Opinion BJP’s Kiran
Party’s Bedi gamble is born of compulsion. It opens up possiblities, is fraught with consequences
The BJP’s announcement of Kiran Bedi as its chief ministerial candidate for Delhi is a remarkable political event. It appears to reverse the BJP policy of fighting in the states in Modi’s name. Be it the campaign for Haryana or Maharashtra, or even in Jharkhand where the party has had a chief minister of its own, the message was clear: the vote was primarily being sought for Modi and for the national project he has come to symbolise at the Centre, and not for the local leadership or agenda. Of course, this party policy, which is now being rolled back in Delhi, itself represented a reversal of an earlier trend of projecting strong state leaders by the BJP. For the first time since the Modi-led BJP came to power at the Centre, therefore, the BJP is going into electoral battle armed with a name other than Modi’s. And, for the first time in the party’s recent history, that name belongs to an individual who has only just made a lateral entry. In other words, Bedi’s rush to the top in a party that has recently come to be dominated by Modi, but has always nurtured a strong organisational self-image and ideologically driven cadre, is likely to unleash a new dynamic.
The BJP evidently calculates that Bedi’s elevation will help it respond to the Delhi electorate’s special needs. This, after all, is a city-state in which old-style political loyalties are presumably superseded by the tug and pull of its changing demography and where there is a constant renewal of a concentrated aspirational vote. Delhi provided the platform for the birth and dizzying rise of the AAP — a new kind of political party and experiment that could not be traced back to any existing formation, or the old political formulae, and which redrew the political-electoral map of the city. In such a city, the BJP hopes that Bedi would provide the other end of a high-profile, pan-Delhi contest against the AAP’s Arvind Kejriwal, a challenge that its existing local leadership seems ill-equipped to meet. The BJP’s gamble also is that the BJP-RSS rank and file that has been deprived of power in Delhi for long years will now rally behind Bedi, if only because of its will to power.

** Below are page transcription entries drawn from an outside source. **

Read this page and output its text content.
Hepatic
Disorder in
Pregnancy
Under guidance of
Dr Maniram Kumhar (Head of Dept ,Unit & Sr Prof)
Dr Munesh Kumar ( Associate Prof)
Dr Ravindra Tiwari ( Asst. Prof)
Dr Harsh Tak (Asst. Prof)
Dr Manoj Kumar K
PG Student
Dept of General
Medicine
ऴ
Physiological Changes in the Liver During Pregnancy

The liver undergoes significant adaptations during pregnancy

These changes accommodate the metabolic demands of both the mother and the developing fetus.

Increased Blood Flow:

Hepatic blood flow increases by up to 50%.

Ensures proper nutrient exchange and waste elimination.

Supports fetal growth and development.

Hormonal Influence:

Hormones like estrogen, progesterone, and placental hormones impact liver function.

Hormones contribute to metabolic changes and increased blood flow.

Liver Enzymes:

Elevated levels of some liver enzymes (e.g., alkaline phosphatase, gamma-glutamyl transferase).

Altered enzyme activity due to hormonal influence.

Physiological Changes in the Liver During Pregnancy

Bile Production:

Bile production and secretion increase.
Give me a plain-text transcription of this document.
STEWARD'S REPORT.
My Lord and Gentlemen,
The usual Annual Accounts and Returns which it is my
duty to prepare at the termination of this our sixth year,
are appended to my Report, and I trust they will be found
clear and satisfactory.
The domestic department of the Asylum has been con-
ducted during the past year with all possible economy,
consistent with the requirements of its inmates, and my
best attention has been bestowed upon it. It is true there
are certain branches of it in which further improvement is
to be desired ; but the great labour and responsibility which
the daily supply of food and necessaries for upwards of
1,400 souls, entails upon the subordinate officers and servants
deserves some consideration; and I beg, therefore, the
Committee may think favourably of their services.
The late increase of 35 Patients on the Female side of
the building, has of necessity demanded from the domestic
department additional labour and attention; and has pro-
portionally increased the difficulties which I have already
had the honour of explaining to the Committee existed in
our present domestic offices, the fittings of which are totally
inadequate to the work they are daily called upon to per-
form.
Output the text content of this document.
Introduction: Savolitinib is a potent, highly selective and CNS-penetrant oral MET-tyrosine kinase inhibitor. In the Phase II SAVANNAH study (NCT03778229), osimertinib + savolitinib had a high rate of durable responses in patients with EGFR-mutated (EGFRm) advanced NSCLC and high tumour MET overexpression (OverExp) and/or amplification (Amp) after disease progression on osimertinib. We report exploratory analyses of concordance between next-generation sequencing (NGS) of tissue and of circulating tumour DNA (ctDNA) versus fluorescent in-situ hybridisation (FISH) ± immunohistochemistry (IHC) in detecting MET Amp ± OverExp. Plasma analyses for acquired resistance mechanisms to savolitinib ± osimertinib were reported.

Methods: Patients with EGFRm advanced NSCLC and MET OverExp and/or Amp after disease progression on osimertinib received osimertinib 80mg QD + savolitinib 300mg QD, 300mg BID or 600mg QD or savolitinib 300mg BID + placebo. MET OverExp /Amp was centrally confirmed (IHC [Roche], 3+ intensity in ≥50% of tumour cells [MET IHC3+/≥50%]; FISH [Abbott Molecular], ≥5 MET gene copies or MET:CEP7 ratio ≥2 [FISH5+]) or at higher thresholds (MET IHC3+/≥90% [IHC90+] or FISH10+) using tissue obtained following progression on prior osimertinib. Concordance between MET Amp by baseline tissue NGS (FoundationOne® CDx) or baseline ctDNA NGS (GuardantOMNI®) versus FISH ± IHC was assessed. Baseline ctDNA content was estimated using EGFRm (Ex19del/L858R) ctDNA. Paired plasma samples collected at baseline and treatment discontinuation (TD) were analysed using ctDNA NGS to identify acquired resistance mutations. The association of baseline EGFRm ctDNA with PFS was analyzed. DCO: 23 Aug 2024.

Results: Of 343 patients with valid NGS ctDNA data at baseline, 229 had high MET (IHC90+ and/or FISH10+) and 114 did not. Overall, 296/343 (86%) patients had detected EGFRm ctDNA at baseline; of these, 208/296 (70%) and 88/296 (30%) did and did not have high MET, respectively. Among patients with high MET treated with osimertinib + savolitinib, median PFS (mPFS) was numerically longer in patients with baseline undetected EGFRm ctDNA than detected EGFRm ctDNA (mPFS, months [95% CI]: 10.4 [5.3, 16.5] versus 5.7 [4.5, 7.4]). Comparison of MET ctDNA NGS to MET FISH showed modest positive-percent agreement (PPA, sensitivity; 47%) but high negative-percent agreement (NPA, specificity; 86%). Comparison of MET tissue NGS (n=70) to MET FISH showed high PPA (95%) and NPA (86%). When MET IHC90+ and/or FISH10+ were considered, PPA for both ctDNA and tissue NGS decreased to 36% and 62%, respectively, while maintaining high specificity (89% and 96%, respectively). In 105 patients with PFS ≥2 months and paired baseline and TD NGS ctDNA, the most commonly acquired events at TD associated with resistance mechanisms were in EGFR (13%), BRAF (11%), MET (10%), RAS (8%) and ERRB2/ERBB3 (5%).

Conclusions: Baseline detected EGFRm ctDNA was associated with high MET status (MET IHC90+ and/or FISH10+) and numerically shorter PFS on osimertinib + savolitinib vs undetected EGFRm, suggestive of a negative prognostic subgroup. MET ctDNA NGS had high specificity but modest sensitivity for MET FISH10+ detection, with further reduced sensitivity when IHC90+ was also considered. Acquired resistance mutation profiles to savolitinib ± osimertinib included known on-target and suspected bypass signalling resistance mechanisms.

But there are imponderables here for the BJP. For one, it may have misread what makes up the Delhi exception. By promoting the “outsider”, it could end up excessively ruffling local feathers in the party while making not enough of a headway in an electorate that may be looking for a new and gamechanging agenda, not necessarily a new and gamechanging leader. Bedi herself will have to address questions touched off by her own dramatic turnaround — from avowedly anti-political, flag-waving lieutenant of the Anna movement that raged against the BJP-Congress, to wannabe BJP chief minister unabashedly enthralled by Modi’s leadership. Whatever the outcome of the election, Bedi’s hectic elevation marks a new milestone in a party and parivar that have been known to fetishise ideological belongingness and patience as political virtues.